12-07-2018, 21:20
Wiem, dawno nic nie pisałem (Nie odzywałem się około rok czasu, ciekawe czy mnie pamiętacie)
Ale do rzeczy, (Przytoczę swój problem żeby było wszystko zrozumiałe w dalszej części tekstu). Otóż mój problem polega na tym że wyrzuca mnie ze LD, spokojnie nie o sam fakt samoczynnego wyjścia że świadomego snu chodzi, mianowicie długo "praktykuje" WILDa i bez problemu mogę doznać LD gdy tylko jestem lekko zmęczony. (Na tym etapie rozwoju "mojego WIDLa" można powiedzieć że jedyne co mam wspólnego z wspomnianą techniką to nazwa i w pewnym sensie po prostu to że gdy podczas zasypiania jest moment gdy "sen łączy się z rzeczywistością" staram się oczami gdy mam zamknięte powieki, zrobić "przewrót" wiem jak to brzmi, starałem się nawet opisać cały ten sposób bo jest banalnie prosty i najbardziej wydajny że wszystkich jakich znam ale myślę że działa to chyba tylko na mnie indywidualne, raczej na pewno ). Więc wracając, starałem się jak najbardziej wydłużyć LD. Podczas snu siedziałem na czymś co "można" porównać do krzesła i jak tylko mogłem ograniczyłem emocje do "zera". Jako iż spałem około 9h, LD musiało być dość długie (ciężko mi określić czas bo wiadomo jak z tymi snami) więc cel osiągnięty (prawie).Jednak piszę to dlatego ponieważ mam ciekawe spostrzeżenia związane z całym procesem wewnątrz LD. Gdy patrzyłem na zegarek siedząc na krześle(żeby cały czas się "uświadamiać") Godzina się nie zmieniała, a czas leciał jak ten zwykły, postanowiłem więc spróbować lewitować żeby przekonać się czy nadal jestem we śnie (Znaczy chodzi o to że ja wiedziałem że jestem we śnie i miałem nad nim kontrolę ale za nic nie mogłem zamienić godziny na zegarku ale na drugim który sobie "wyśniłem" bez problemu po prostu miałem nad nim 100% kontrolę, tak jakby ten drugi zegarek nie był częścią mojego snu)Po wybudzeniu zastanawiałem się czy może to nie był sen o LD a nie LD ale szybko wykluczyłem tą opcje.
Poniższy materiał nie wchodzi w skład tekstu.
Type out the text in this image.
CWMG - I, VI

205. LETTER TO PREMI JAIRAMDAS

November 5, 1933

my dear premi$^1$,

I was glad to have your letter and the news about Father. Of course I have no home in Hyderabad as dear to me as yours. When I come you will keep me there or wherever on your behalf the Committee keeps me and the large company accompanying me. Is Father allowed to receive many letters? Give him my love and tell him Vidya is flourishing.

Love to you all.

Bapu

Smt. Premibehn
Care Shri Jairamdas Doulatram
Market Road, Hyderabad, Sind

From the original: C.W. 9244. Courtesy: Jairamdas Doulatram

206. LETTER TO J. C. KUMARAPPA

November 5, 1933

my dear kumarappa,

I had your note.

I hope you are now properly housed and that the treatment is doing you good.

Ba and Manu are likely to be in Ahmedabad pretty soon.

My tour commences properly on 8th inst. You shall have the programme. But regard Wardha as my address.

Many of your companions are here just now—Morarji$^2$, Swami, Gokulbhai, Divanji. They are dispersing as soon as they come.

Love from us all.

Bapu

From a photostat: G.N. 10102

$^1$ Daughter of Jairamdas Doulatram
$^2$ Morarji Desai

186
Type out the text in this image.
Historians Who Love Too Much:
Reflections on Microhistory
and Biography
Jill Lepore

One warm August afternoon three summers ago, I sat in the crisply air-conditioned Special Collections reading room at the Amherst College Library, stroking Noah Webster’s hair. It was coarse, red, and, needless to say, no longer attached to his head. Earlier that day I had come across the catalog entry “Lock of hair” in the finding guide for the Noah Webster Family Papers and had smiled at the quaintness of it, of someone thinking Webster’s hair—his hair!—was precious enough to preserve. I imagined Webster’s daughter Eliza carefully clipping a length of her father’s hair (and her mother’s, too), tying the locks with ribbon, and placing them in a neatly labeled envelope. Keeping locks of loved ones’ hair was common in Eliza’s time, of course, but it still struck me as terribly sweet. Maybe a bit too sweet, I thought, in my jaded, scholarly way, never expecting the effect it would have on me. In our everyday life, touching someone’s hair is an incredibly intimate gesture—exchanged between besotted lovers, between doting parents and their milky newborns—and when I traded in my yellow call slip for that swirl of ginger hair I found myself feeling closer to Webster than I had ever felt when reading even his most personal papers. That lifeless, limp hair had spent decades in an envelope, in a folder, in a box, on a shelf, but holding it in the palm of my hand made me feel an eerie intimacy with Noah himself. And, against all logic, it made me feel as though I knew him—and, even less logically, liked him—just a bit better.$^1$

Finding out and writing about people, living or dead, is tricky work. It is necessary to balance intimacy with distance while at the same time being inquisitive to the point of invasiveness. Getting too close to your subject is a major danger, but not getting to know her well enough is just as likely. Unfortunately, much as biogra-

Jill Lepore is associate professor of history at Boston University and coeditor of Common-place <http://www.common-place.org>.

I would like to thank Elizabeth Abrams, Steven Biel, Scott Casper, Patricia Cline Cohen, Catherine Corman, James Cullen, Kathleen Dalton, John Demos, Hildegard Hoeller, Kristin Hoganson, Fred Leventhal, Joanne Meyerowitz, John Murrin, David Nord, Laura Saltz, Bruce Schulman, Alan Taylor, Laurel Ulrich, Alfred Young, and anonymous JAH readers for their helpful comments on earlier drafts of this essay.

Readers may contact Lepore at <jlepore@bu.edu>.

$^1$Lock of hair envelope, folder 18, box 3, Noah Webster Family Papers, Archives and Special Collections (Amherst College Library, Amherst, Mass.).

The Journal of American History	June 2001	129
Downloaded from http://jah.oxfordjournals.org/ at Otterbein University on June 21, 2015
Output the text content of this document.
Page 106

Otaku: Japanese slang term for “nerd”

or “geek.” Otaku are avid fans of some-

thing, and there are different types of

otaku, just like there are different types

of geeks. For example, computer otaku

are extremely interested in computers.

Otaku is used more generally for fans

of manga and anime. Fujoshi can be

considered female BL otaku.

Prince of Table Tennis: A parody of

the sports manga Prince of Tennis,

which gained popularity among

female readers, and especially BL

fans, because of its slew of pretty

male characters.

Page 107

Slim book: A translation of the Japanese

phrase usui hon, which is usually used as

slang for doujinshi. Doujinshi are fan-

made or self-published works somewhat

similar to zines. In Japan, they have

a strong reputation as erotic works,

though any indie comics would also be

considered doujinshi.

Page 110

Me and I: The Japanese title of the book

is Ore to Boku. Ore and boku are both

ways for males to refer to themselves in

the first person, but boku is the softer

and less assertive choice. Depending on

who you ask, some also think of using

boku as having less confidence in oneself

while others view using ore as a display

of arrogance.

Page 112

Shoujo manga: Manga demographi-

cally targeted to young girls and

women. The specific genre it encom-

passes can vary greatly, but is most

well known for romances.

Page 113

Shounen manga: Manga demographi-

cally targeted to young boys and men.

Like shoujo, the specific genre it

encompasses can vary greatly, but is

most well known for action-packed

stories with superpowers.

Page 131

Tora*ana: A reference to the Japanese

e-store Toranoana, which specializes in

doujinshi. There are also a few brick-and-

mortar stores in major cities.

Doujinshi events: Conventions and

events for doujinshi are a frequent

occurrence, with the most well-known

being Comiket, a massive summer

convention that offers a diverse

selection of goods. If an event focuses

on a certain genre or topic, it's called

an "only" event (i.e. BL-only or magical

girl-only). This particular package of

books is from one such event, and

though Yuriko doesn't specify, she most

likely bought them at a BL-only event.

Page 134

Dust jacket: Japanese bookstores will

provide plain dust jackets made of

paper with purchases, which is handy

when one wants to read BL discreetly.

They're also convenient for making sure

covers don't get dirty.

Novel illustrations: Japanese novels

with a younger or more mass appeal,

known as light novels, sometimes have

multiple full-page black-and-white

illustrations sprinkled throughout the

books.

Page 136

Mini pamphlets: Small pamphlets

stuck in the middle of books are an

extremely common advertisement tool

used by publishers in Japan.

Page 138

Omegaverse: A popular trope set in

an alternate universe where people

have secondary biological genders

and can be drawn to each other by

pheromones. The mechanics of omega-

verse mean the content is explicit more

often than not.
Dobra ale wracając dalej przy dość udanej próbie lewitowania stało się to co zawsze czyli niestety po ponad 5 latach nadal nie mogę za dużo zrobić. Teoretycznie miałem naprawdę długi świadomy sen ale taki "pusty" opierający się na ograniczaniu emocji do minimum i niczym więcej .
Nadal się zastanawiam czy komuś przytrafiło się coś podobnego macie jakieś doświadczenia z podobnymi sytuacjami jak ta z zegarkiem?